C’était évident, chaque fois qu’il décidait de démarrer son projet, Simon revenait inconsciemment aux mêmes conclusions depuis 4 mois. Ses convictions limitatives l’empêchaient de commencer.

Nous avons discuté un peu et nous avons établit une liste des croyances limitatives de Simon. Voici le programme qui se répètait dans la tête de Simon:

  • Voyons Simon, tu le sais bien que tu n’as pas les ressources et le temps pour faire ce projet.
  • Et si ça ne fonctionne pas? Tu vas avoir perdu tout ce temps pour rien?
  • Simon, imagine si ça fonctionnait. Imagine le succès que ça pourrait t’apporter. Mais est-ce vraiment ça que tu veux? Laisser ta famille derrière pour faire des voyages d’affaires et dîner avec tes amis entrepreneurs. Voyons, arrête de te faire des illusions, tu ne peux pas faire ça. C’est impossible.
  • Simon, réfléchit un peu. Tu n’es pas fait pour ce genre de chose. Laisse ça aux vrais entrepreneurs.
  • Tu as déjà un bon emploi payant, pourquoi voudrais-tu travailler durant tes temps libres? Les temps libres sont faits pour se reposer et se divertir non?

Simon n’avait jamais réalisé que ses idées se répètaient sans cesse dans sa tête. Il réalise que le projet n’est pas vraiment ce qui lui fait peur, mais plutôt les résultats, les conséquences. La priorité de Simon est la famille. Il a peur d’empiéter sur le temps familiale avec ses projets. Il a peur du changement et de se faire juger de ses pairs. Il ne veut pas perdre son précieux temps.

Je lui ai expliqué qu’il n’a pas besoin d’avoir peur de changer. Changer pour le mieux c’est de grandir et de devenir le meilleur de nous même. Nous n’avons pas besoin de transformer toute notre vie. Tout ce passe à l’intérieur, et de plus, ça a un effet positif sur tous les gens qui nous entourent.
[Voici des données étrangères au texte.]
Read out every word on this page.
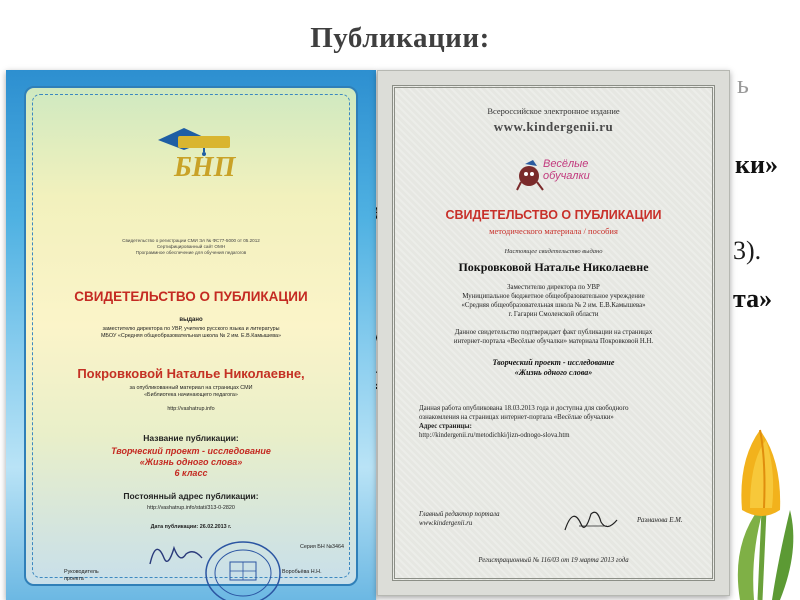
Публикации:
ь
ки»
3).
та»
БНП
Свидетельство о регистрации СМИ Эл № ФС77-5000 от 05.2012
Сертифицированный сайт ОМН
Программное обеспечение для обучения педагогов
СВИДЕТЕЛЬСТВО О ПУБЛИКАЦИИ
выдано
заместителю директора по УВР, учителю русского языка и литературы
МБОУ «Средняя общеобразовательная школа № 2 им. Е.В.Камышева»
Покровковой Наталье Николаевне,
за опубликованный материал на страницах СМИ
«Библиотека начинающего педагога»
http://vashatrup.info
Название публикации:
Творческий проект - исследование
«Жизнь одного слова»
6 класс
Постоянный адрес публикации:
http://vashatrup.info/stati/313-0-2820
Дата публикации: 26.02.2013 г.
Серия БН №3464
Руководитель проекта
Воробьёва Н.Н.
Всероссийское электронное издание
www.kindergenii.ru
Весёлые
обучалки
СВИДЕТЕЛЬСТВО О ПУБЛИКАЦИИ
методического материала / пособия
Настоящее свидетельство выдано
Покровковой Наталье Николаевне
Заместителю директора по УВР
Муниципальное бюджетное общеобразовательное учреждение
«Средняя общеобразовательная школа № 2 им. Е.В.Камышева»
г. Гагарин Смоленской области
Данное свидетельство подтверждает факт публикации на страницах
интернет-портала «Весёлые обучалки» материала Покровковой Н.Н.
Творческий проект - исследование
«Жизнь одного слова»
Данная работа опубликована 18.03.2013 года и доступна для свободного
ознакомления на страницах интернет-портала «Весёлые обучалки»
Адрес страницы:
http://kindergenii.ru/metodichki/jizn-odnogo-slova.htm
Главный редактор портала
www.kindergenii.ru	Разманова Е.М.
Регистрационный № 116/03 от 19 марта 2013 года
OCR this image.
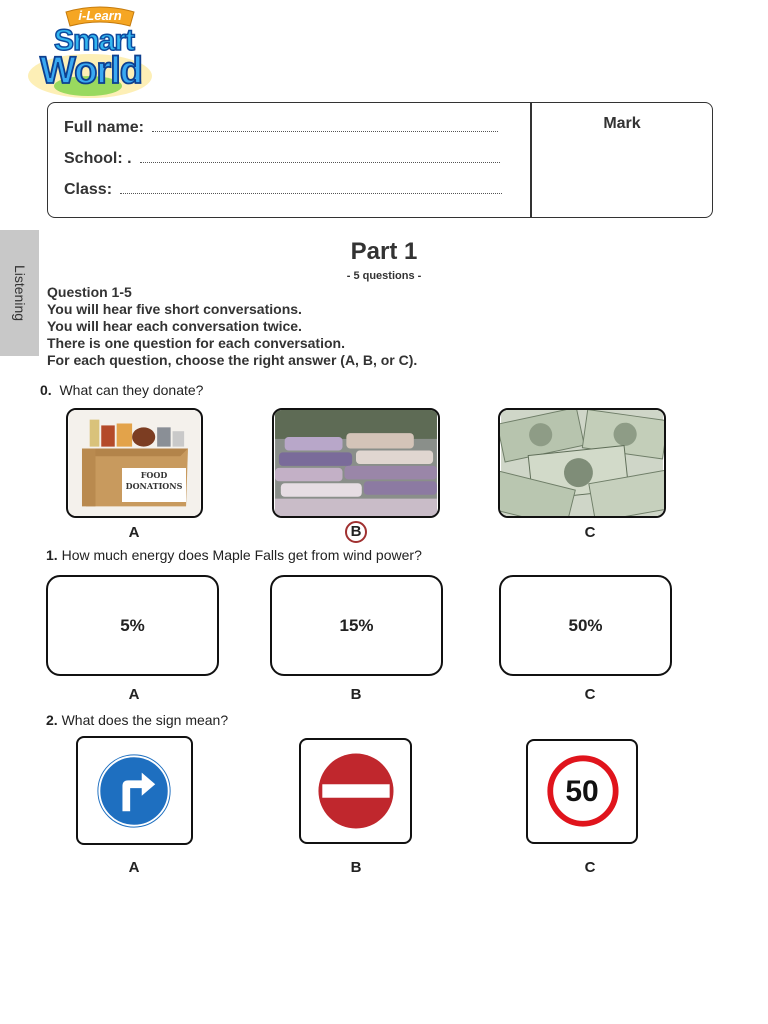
i-Learn
Smart
World
Full name:
School: .
Class:
Mark
Listening
Part 1
- 5 questions -
Question 1-5
You will hear five short conversations.
You will hear each conversation twice.
There is one question for each conversation.
For each question, choose the right answer (A, B, or C).
0. What can they donate?
FOOD DONATIONS
A	B	C
1. How much energy does Maple Falls get from wind power?
5%	15%	50%
A	B	C
2. What does the sign mean?
50
A	B	C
Pour de ce qui est du temps, je lui ai dit que c’est en travaillant qu’il va s’ajuster et trouver du temps libre pour ses projets. Ce n’est pas facile, mais qui a dit que les beaux projets étaient faciles à gérer? Le plus difficile, c’est de commencer.

J’ai dit à Simon : « Imagine si tu ne fais jamais rien. Ton projet restera un rêve pour toujours. Une simple inspiration perdue dans ta mémoire. »

Finalement, je lui ai dit: “N’ai surtout pas peur de l’échec. N’ai pas peur de perdre ton temps, chaque expérience vaut quelque chose. Après chaque échec, on se relève et on continue.”

Thomas Watson était président de la compagnie IBM, et son meilleur conseil pour les entrepreneurs était: “Si tu veux atteindre le succès plus rapidement, c’est simple: double le rythme de tes échecs. Si tu crois que l’échec est l’ennemi du succès, tu te trompes.”

Je pouvais comprendre comment Simon se sentait car comme tout le monde, j’avais moi aussi eu à me librérer de mes croyances limitatives pour atteindre certains objectifs. C’est probablement quelque chose que nous allons devoir faire toute notre vie si on veut avancer. Ces croyances limitatives peuvent venir de notre éducation, de films et même de nos amis. Elles sont toujours là, jusqu’à ce qu’on les découvre et les élimine.